If you want the inertial velocity just rotated to project it into local orbital frame but explicitly ignoring all velocity composition (i.e. ignoring both frame velocity and frame rotation rate), then the proper way is to not call transformPVCoordinates but call transformPosition for the position vector and transformVector for the velocity vector as it just applies the rotation part. In this case, you will get the following velocity: (-13.2865009782; -7612.5965756968; -0)

If you want something very special like taking into account the frame velocity but not the frame rotation rate, then you could dissect the transform and rebuild it without the rotation rate, as follows:

Transform rebuilt = new Transform(transform.getDate(),
                                  new Transform(transform.getDate(),
                                  new Transform(transform.getDate(),
                                                new AngularCoordinates(transform.getRotation(),

Then you will get the following velocity: (-13.286500978196113, 0.011594662351892993, -5.773159728050814E-14).

However, I really am not sure about the physical meaning of the second option. Taking just some of the derivatives but not others seems weird to me.

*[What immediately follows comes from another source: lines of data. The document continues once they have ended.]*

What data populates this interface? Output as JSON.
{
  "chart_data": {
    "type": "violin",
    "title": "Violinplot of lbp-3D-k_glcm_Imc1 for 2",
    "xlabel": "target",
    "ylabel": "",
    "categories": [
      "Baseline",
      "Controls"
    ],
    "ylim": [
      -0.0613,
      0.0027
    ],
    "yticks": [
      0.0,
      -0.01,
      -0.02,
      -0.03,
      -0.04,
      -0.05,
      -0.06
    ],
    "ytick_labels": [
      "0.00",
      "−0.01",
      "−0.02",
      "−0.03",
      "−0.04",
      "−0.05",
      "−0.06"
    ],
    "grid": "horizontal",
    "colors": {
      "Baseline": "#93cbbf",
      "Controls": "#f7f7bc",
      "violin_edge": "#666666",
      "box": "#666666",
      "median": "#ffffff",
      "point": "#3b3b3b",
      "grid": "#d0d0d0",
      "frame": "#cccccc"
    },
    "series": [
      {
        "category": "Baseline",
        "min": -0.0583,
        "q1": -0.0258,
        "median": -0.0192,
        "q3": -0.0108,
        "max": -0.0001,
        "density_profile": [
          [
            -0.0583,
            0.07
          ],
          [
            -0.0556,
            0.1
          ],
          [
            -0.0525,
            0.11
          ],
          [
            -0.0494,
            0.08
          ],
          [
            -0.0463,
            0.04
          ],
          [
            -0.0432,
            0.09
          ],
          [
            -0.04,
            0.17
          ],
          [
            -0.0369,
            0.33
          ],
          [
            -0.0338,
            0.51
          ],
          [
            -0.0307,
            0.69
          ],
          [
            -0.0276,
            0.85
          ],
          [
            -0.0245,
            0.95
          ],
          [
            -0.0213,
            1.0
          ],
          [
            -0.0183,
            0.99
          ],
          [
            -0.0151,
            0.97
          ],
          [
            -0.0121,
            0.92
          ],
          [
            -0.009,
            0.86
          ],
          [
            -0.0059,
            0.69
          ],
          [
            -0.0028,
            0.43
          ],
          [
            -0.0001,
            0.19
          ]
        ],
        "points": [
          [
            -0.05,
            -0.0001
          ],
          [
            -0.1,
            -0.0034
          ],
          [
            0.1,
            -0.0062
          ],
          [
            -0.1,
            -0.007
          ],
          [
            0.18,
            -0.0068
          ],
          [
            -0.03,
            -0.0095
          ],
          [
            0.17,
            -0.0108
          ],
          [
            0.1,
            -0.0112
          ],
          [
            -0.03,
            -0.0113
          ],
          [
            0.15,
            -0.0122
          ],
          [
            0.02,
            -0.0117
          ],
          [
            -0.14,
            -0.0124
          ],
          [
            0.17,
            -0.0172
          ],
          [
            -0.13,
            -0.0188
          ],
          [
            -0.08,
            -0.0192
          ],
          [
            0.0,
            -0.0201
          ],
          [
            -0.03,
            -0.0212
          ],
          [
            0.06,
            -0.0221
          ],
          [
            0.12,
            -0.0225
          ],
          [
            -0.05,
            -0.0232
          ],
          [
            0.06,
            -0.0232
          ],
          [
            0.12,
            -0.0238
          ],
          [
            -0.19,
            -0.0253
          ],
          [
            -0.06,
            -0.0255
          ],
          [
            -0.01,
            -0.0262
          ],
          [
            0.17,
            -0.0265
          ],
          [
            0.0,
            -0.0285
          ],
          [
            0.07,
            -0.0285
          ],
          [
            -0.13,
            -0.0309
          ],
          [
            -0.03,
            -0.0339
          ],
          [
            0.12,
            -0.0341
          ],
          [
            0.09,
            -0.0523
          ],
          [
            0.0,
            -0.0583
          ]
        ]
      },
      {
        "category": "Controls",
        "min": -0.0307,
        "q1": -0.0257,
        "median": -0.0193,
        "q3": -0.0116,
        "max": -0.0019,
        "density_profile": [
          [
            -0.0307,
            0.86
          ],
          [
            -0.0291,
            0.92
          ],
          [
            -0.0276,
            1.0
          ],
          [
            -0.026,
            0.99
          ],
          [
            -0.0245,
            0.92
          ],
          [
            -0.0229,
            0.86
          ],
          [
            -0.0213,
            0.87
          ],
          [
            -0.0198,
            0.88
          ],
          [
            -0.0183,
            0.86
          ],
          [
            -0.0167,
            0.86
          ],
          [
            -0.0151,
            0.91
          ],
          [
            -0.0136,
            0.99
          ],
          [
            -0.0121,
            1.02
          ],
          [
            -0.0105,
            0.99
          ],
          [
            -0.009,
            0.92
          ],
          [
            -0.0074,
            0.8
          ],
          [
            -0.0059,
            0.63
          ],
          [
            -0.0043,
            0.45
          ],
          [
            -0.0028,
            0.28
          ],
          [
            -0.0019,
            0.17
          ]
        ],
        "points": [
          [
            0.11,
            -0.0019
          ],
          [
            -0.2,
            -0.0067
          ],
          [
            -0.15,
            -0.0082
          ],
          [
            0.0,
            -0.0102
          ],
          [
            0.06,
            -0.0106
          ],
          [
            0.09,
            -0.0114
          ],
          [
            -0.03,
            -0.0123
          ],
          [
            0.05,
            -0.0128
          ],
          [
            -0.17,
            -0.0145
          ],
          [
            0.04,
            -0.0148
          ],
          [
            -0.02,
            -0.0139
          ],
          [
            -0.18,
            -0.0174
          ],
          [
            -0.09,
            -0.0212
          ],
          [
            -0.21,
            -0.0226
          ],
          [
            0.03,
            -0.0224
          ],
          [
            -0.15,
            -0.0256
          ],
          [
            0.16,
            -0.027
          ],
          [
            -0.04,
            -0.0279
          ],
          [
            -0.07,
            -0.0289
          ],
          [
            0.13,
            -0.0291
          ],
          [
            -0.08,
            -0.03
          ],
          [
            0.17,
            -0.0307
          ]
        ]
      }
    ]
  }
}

Also note that in both cases, as long as you ignore at least some derivatives in the transforms, the derivative of the transformed position is not the transformed velocity: they are not related anymore.

Thanks Luc!

Yes, they are two spacecrafts in the same orbit, separated 12 km Along Track, and this was configured on purpose to simulate a formation.

You are right that the relative velocity is zero, if we take into account the frame velocity and frame rotation rate of the second spacecraft. That is the relative velocity I’m interested in, so the toTransform.transformPVCoordinates() method is what I need. There is no reason to ignore velocity composition.

Thank you very much for your great support!